Transcribe Files in Parallel

In this example, we will transcribe multiple audio files in parallel. We will use the Python multiprocessing framework to parallelize the transcriptions.

First we define the process_file() function, which processes an individual audio file in a streaming mode:

  • We create a corresponding text file for the audio file to store transcript.
  • On each result, we write the words into the text file and update the total processed audio duration.
  • At the end, we write the total processed audio duration into the text file.
def process_file(audio_fn: str) -> None:
    with Client() as client:
        # Create output text file.
        output_fn = audio_fn + ".txt"
        with open(output_fn, "w") as output_file:
            # Keep track of total processed audio duration.
            duration_ms = 0
            # Trancribe file.
            for result in transcribe_file_stream(audio_fn, client):
                words = [word.text for word in result.words]
                output_file.write(" ".join(words) + "\n")
                duration_ms = result.final_proc_time_ms
            # Write total processed audio duration.
            output_file.write(f"duration_ms={duration_ms}\n")

In the main() function, we:

  • Get all the specified audio filenames.
  • Create a pool of subprocesses for parallelization.
  • Process the audio files in parallel using pool.imap_unordered().
  • Print out the number of processed files so far.
def main() -> None:
    parser = argparse.ArgumentParser(
        description="Transcribe audio files in parallel.")
    parser.add_argument(
        "--glob_pathname", type=str, help="Audio files to transcribe."
    )
    parser.add_argument("--processes", type=int, default=4)
    args = parser.parse_args()
    assert args.processes >= 1

    # Get audio files to be transcibed.
    audio_files = glob.glob(args.glob_pathname)
    if len(audio_files) == 0:
        raise Exception("No files found.")

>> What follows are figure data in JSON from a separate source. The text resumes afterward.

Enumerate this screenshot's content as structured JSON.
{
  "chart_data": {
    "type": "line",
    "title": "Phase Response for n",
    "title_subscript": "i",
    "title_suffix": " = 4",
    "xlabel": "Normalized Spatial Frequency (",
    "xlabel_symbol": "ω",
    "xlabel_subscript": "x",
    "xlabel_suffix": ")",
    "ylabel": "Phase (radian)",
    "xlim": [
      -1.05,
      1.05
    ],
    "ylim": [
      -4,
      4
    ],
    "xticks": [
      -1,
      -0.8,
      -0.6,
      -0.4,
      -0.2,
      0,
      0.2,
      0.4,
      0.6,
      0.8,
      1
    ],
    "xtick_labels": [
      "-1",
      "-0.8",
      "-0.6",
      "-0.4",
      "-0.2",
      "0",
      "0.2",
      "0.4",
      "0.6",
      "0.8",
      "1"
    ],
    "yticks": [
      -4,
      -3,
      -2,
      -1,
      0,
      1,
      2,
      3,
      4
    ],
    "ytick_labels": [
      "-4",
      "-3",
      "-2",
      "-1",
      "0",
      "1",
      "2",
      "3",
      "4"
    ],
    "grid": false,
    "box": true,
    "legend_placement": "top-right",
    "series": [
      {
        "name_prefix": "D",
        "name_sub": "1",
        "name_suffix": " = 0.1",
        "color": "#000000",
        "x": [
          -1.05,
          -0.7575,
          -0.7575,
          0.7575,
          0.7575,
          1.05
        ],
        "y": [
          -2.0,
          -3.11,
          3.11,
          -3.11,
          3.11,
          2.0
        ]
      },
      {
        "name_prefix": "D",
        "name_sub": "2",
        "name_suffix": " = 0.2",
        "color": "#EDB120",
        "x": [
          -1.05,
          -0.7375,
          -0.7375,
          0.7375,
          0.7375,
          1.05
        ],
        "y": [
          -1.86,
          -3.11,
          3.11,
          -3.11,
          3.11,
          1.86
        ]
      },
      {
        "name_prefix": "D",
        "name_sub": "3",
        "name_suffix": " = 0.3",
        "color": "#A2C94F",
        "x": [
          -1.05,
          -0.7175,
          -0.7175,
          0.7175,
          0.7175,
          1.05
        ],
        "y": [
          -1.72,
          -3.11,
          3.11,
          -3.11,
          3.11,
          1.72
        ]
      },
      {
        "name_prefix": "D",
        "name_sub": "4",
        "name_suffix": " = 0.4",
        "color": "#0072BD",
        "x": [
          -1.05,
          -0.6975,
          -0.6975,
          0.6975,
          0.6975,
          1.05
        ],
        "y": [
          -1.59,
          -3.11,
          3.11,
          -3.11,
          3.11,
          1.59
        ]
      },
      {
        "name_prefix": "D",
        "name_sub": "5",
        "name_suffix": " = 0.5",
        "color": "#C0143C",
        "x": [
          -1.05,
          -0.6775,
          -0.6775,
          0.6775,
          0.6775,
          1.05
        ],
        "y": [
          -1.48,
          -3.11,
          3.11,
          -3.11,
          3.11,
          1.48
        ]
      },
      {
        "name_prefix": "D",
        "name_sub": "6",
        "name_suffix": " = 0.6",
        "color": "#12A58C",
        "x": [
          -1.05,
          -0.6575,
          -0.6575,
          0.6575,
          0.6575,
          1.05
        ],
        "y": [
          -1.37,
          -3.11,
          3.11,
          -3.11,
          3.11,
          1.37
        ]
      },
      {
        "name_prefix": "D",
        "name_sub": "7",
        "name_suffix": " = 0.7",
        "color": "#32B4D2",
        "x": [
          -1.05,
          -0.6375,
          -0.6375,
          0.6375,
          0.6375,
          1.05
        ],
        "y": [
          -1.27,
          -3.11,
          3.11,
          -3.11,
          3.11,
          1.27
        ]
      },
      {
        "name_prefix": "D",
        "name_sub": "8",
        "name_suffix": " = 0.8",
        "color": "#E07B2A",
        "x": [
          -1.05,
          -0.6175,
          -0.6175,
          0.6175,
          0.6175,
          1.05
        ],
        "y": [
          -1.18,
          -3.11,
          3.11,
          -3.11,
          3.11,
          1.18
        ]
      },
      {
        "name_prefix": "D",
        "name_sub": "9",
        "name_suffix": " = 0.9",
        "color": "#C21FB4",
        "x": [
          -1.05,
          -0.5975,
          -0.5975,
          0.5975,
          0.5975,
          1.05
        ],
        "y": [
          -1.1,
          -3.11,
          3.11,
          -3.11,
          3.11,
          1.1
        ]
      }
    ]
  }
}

    # Transcribe in parallel with specified number of processes.
    with Pool(args.processes) as pool:
        for i, _ in enumerate(pool.imap_unordered(process_file, audio_files)):
            print(f"\rFinished {i+1} files out of {len(audio_files)}", end="")
        print()

if __name__ == "__main__":
    main()

When the program finishes, each audio file should have a corresponding text file with transcript.

Run!

examples/transcribe_files_parallel.py GitHub

python3 transcribe_files_parallel.py --glob_pathname="MY-AUDIO-DIR/*.mp3"